Si les recommandations sur les réseaux sociaux professionnels vont prendre de l’importance au fur et à mesure de leur démocratisation, leur valeur restera sujette à caution tant que les utilisateurs de ces outils ne comprendront pas quel degré d’implication elles engagent. J’avais ce soir une intéressante conversation avec Eric Rice à propos de l’importance de prendre du temps pour les rédiger, mais également de les demander, particulièrement dans le contexte actuel.

Les recommandations ont une double utilité qu’il convient de recadrer dans le contexte d’une recherche d’emploi, particulièrement dans le monde finalement assez fermé des technologies de l’information.

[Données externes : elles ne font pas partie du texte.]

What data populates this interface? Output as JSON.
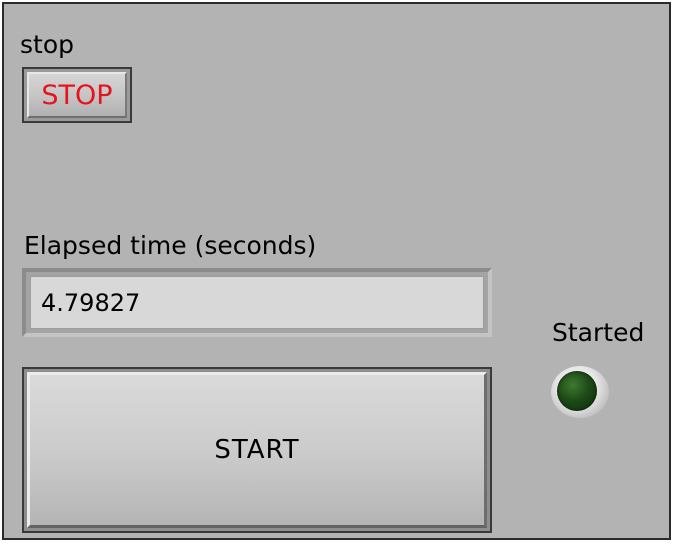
{
  "window": {
    "background_color": "#b3b3b3"
  },
  "stop_control": {
    "label": "stop",
    "button_text": "STOP",
    "text_color": "#e6141c"
  },
  "elapsed_indicator": {
    "label": "Elapsed time (seconds)",
    "value": "4.79827"
  },
  "start_control": {
    "button_text": "START"
  },
  "started_indicator": {
    "label": "Started",
    "state": "off",
    "led_color": "#1d4a17",
    "icon": "led-indicator-icon"
  }
}
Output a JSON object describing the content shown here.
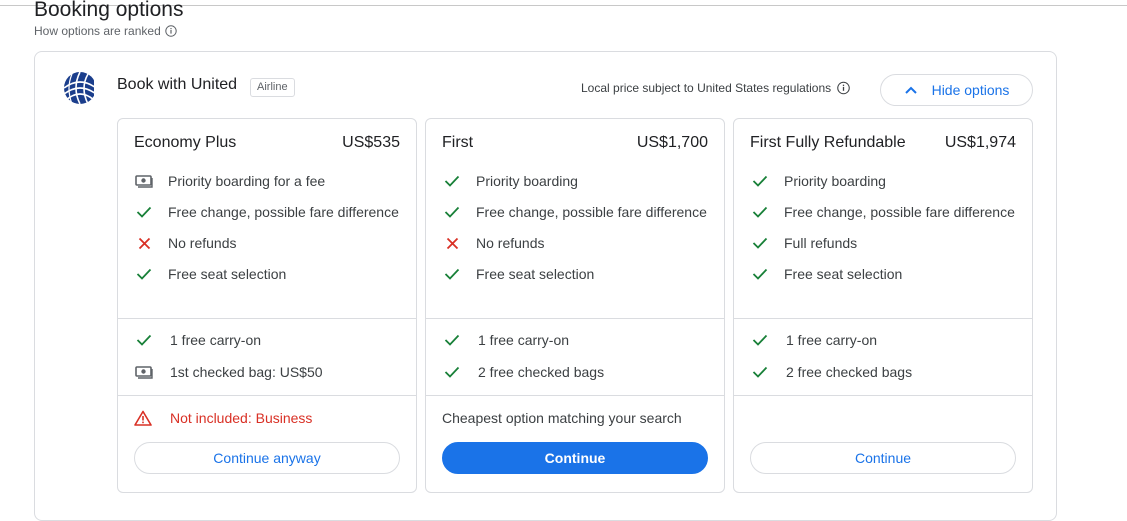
{
  "section": {
    "title": "Booking options",
    "ranking_link": "How options are ranked"
  },
  "provider": {
    "name": "Book with United",
    "badge": "Airline",
    "regulation_note": "Local price subject to United States regulations",
    "hide_button": "Hide options"
  },
  "colors": {
    "accent": "#1a73e8",
    "check": "#188038",
    "cross": "#d93025",
    "warning": "#d93025"
  },
  "options": [
    {
      "name": "Economy Plus",
      "price": "US$535",
      "features": [
        {
          "icon": "money-icon",
          "text": "Priority boarding for a fee"
        },
        {
          "icon": "check-icon",
          "text": "Free change, possible fare difference"
        },
        {
          "icon": "cross-icon",
          "text": "No refunds"
        },
        {
          "icon": "check-icon",
          "text": "Free seat selection"
        }
      ],
      "bags": [
        {
          "icon": "check-icon",
          "text": "1 free carry-on"
        },
        {
          "icon": "money-icon",
          "text": "1st checked bag: US$50"
        }
      ],
      "note": "Not included: Business",
      "note_icon": "warning-icon",
      "button": "Continue anyway"
    },
    {
      "name": "First",
      "price": "US$1,700",
      "features": [
        {
          "icon": "check-icon",
          "text": "Priority boarding"
        },
        {
          "icon": "check-icon",
          "text": "Free change, possible fare difference"
        },
        {
          "icon": "cross-icon",
          "text": "No refunds"
        },
        {
          "icon": "check-icon",
          "text": "Free seat selection"
        }
      ],
      "bags": [
        {
          "icon": "check-icon",
          "text": "1 free carry-on"
        },
        {
          "icon": "check-icon",
          "text": "2 free checked bags"
        }
      ],
      "note": "Cheapest option matching your search",
      "button": "Continue"
    },
    {
      "name": "First Fully Refundable",
      "price": "US$1,974",
      "features": [
        {
          "icon": "check-icon",
          "text": "Priority boarding"
        },
        {
          "icon": "check-icon",
          "text": "Free change, possible fare difference"
        },
        {
          "icon": "check-icon",
          "text": "Full refunds"
        },
        {
          "icon": "check-icon",
          "text": "Free seat selection"
        }
      ],
      "bags": [
        {
          "icon": "check-icon",
          "text": "1 free carry-on"
        },
        {
          "icon": "check-icon",
          "text": "2 free checked bags"
        }
      ],
      "note": "",
      "button": "Continue"
    }
  ]
}
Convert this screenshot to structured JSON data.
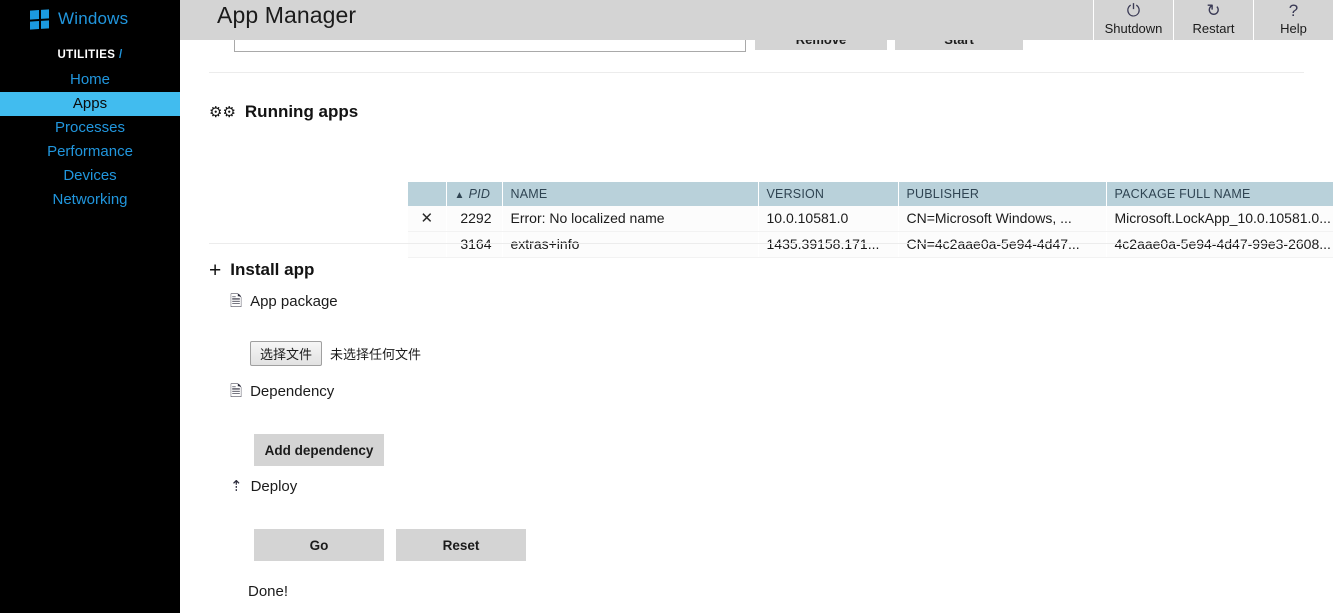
{
  "sidebar": {
    "brand": "Windows",
    "brand_icon": "windows-logo-icon",
    "section_label": "UTILITIES",
    "section_slash": "/",
    "items": [
      {
        "label": "Home",
        "active": false
      },
      {
        "label": "Apps",
        "active": true
      },
      {
        "label": "Processes",
        "active": false
      },
      {
        "label": "Performance",
        "active": false
      },
      {
        "label": "Devices",
        "active": false
      },
      {
        "label": "Networking",
        "active": false
      }
    ],
    "colors": {
      "background": "#000000",
      "link": "#2196dd",
      "active_bg": "#41bcef"
    }
  },
  "header": {
    "title": "App Manager",
    "background": "#d4d4d4",
    "actions": [
      {
        "label": "Shutdown",
        "icon": "power-icon",
        "glyph": "⏻"
      },
      {
        "label": "Restart",
        "icon": "restart-icon",
        "glyph": "↻"
      },
      {
        "label": "Help",
        "icon": "help-icon",
        "glyph": "?"
      }
    ]
  },
  "top_form": {
    "text_value": "",
    "remove_label": "Remove",
    "start_label": "Start"
  },
  "running_apps": {
    "heading": "Running apps",
    "heading_icon": "gears-icon",
    "columns": [
      {
        "key": "close",
        "label": "",
        "sorted": false
      },
      {
        "key": "pid",
        "label": "PID",
        "sorted": true,
        "caret": "▲"
      },
      {
        "key": "name",
        "label": "NAME",
        "sorted": false
      },
      {
        "key": "version",
        "label": "VERSION",
        "sorted": false
      },
      {
        "key": "publisher",
        "label": "PUBLISHER",
        "sorted": false
      },
      {
        "key": "package",
        "label": "PACKAGE FULL NAME",
        "sorted": false
      }
    ],
    "rows": [
      {
        "close_icon": "✕",
        "has_close": true,
        "pid": "2292",
        "name": "Error: No localized name",
        "version": "10.0.10581.0",
        "publisher": "CN=Microsoft Windows, ...",
        "package": "Microsoft.LockApp_10.0.10581.0..."
      },
      {
        "close_icon": "",
        "has_close": false,
        "pid": "3164",
        "name": "extras+info",
        "version": "1435.39158.171...",
        "publisher": "CN=4c2aae0a-5e94-4d47...",
        "package": "4c2aae0a-5e94-4d47-99e3-2608..."
      }
    ]
  },
  "install_app": {
    "heading": "Install app",
    "heading_icon": "plus-icon",
    "app_package": {
      "label": "App package",
      "icon": "file-icon",
      "choose_button": "选择文件",
      "file_name": "未选择任何文件"
    },
    "dependency": {
      "label": "Dependency",
      "icon": "file-icon",
      "add_button": "Add dependency"
    },
    "deploy": {
      "label": "Deploy",
      "icon": "upload-icon",
      "go_button": "Go",
      "reset_button": "Reset",
      "status": "Done!"
    }
  }
}
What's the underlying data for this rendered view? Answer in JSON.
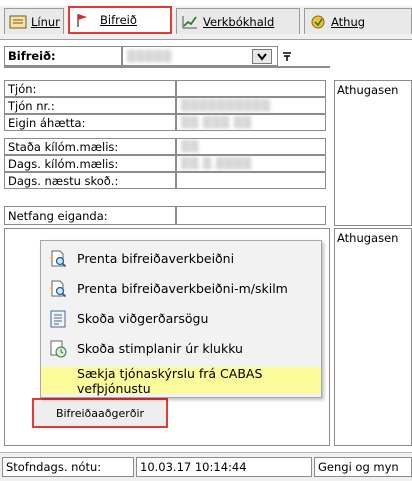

Il y a d’abord la facette les amis de mes amis sont mes amis, qui va bien au delà des liens de rang n entre contacts sur les réseaux sociaux professionnels. Si la recommandation signifie j’ai travaillé avec cette personne, c’est un collègue / un partenaire de confiance, vous pouvez collaborer avec lui, elle signifie également vous et moi faisons partie d’un même cercle professionnel restreint centré autour d’untel. Ce dernier point, dans des cercles professionnels plus ou moins restreint, fait presque figure de parrainage et peut permettre d’ouvrir les mêmes portes qu’une mention dans l’annuaire des alumni de certains écoles.

Il y a ensuite la facette cette personne dispose de telle et telle qualité dans son travail, peu ou pas discernable lors d’un entretien d’embauche. Cette seule facette vaut la peine de travailler les recommandations au delà de l’impersonnel collaborateur très compétent à l’esprit d’initiative décliné à toutes les sauces.

J’ai pourtant tendance à soupçonner de nombreuses recommandations comme étant entachées de complaisance. Particulièrement lorsqu’elles ont été écrites par des gens qui n’ont pas travaillé avec vous, mais ont accepté votre demande de recommandation. Si les heureux bénéficiaires s’en sortent bien, les recommandants, eux, ne se rendent souvent pas compte de ce que leur acte engage leur crédibilité auprès de leurs futurs employeurs, collègues ou partenaires. Feriez-vous confiance à quelqu’un qui louerait les capacités techniques d’une personne notoirement incompétente ? Je crois que l’abus de recommandations de complaisance autour de moi est une des raisons qui me poussent à ne pas en distribuer beaucoup, y compris à des personnes de confiance, dont le mérite et les compétences ne font aucun doute.

Éric sépare les gens à qui il distribue ses recommandations en deux catégories distinctes :

  • Les personnes avec lesquelles il a effectivement travaillé, d’une manière ou d’une autre.
  • Les personnes avec lesquelles il n’a pas travaillé, mais dont il a suivi la carrière pour telle ou telle raison.

Évidemment, tout ceci ne vaut que dans un milieu qui connaît l’importance et la pertinence des outils sociaux professionnels, et sait en tirer profit, ce qui n’est pas du tout la même chose et me rappelle une conversation que j’ai eue l’autre jour avec Bertrand Duperrin à propos de l’appropriation du web social par la fameuse génération Y dont on fait tout un flan depuis deux ans. Il semble que cette frange de la population ait la connaissance et la maîtrise technologique de ces outils – réseaux sociaux d’entreprise, blogs, moteurs de recherche – mais qu’elle soit incapable de les mettre à profit et de capitaliser sur ces connaissances une fois arrivée sur le marché du travail. Cela m’amène à me poser la question de la valeur ajoutée – réelle cette fois – de ces services dans le cadre professionnel, entre réputation surfaite du premier et besoin de mutation du second pour s’y adapter, mais également de l’adéquation de la formation reçue par cette génération face à l’arrivée d’outils nouveaux.